I’m not so sure the plan to strip motivation from shifting income worked. What did happen, however, is that parents all over the country have scrambled since to figure out the kiddie tax. The rules can be tricky and depend on a number of factors, including the age of the children, as well as the amount and source of the income.
The general rule for children and other dependents is that if income is earned and it is less than $5,700, there’s no need for that child to file a federal income tax return. Earned income is income made from wages, salary or self-employment (a quick caution, though, that if a taxpayer is subject to SE tax, the threshold is generally $400 of net earnings); tips are also considered earned income.
Even if your child doesn’t have to file his or her own federal income tax return, he or she may want to file if federal income tax was withheld from his or her check. This doesn’t usually happen for odd gigs like babysitting but withholding might have been required at a “real” job that draws a regular paycheck. Your child might also want to file if he or she qualifies for certain credits which would result in a refund; remember that earned income is taxable at the child’s own rate.
The rules are different when income is unearned, which generally means income from dividends and interest. For children under the age of 18, or under the age of 23 while a full time student, the first $950 is considered tax-free and the next $950 is taxed at the child’s rate. Unearned income over $1,900 is taxed at the child’s parents’ tax rate. Income which is taxed at the child’s parents’ tax rate does not necessarily mean that the income has to be included on the parents’ tax return; the child can opt to file a separate return (and in fact, that can sometimes be preferable for all kinds of reasons, including the dreaded AMT).
That, of course, assumes that everything is easy. Sometimes, arrangements aren’t so clear cut. In the event that the child’s parents are divorced, generally, the kiddie tax is reported on the custodial parent’s tax return. In the event that the child’s parents are unmarried – and have never been married to each other – or if the child’s parents are married but filing separate, the kiddie tax is calculated using the parent’s return with the highest taxable income.

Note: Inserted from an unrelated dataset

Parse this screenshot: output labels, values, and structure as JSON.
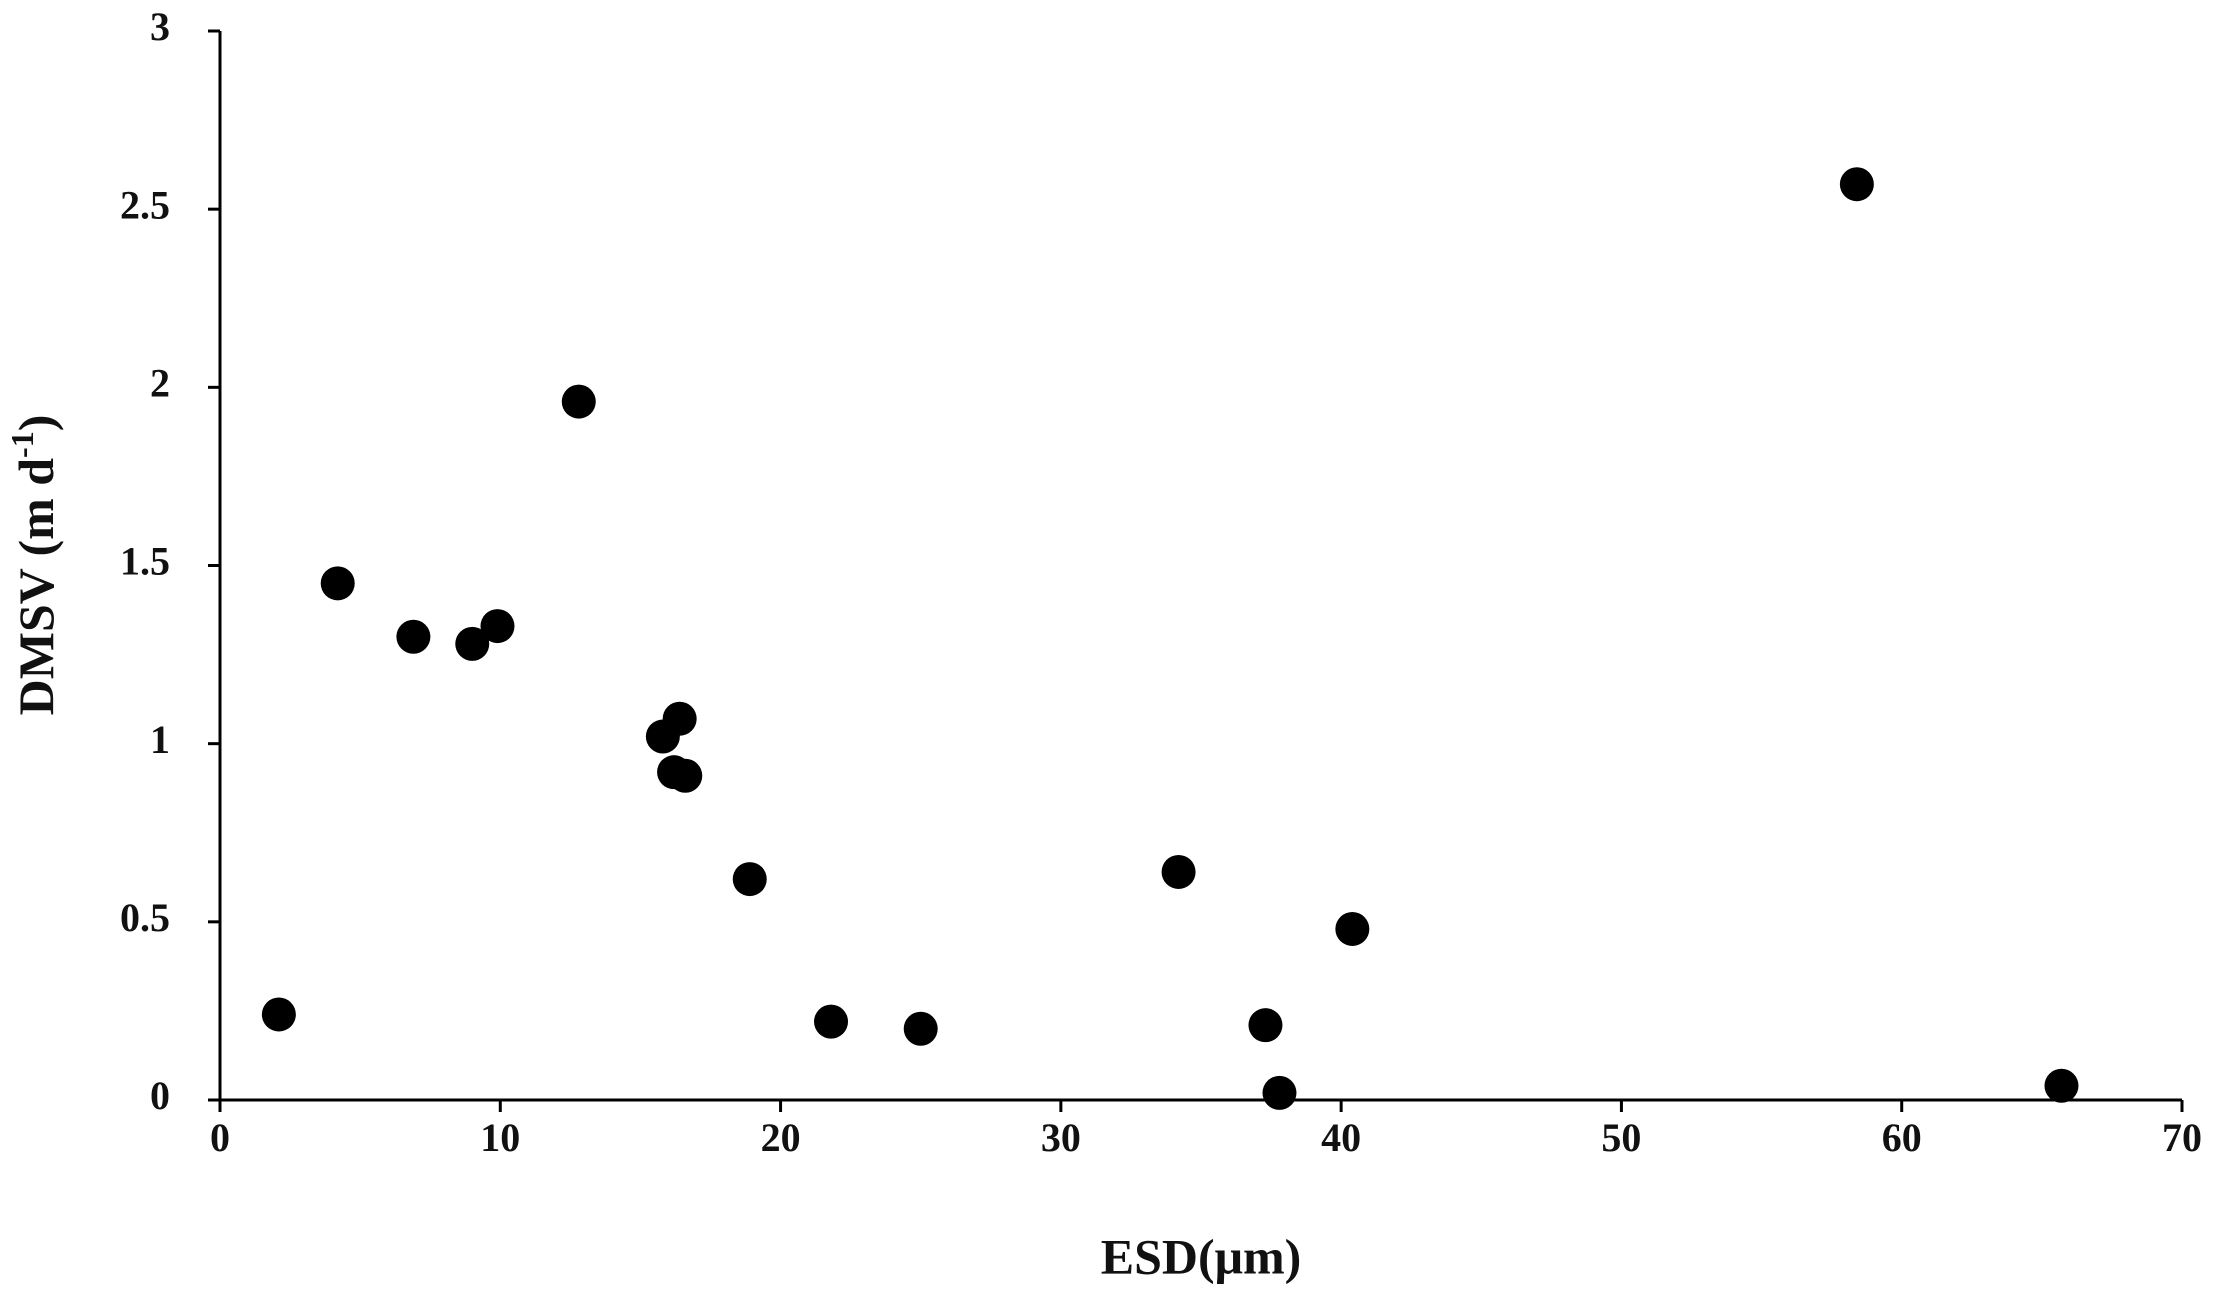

Keep in mind that these rules apply to children who are dependents. Those who are not dependents because of their age or filing status (such as children who are married), level of support or those who are emancipated have a different set of rules. For example, children whose earned income is more than half the cost of their support are not subject to the kiddie tax rules – that means that Willow Smith can breathe a sigh relief.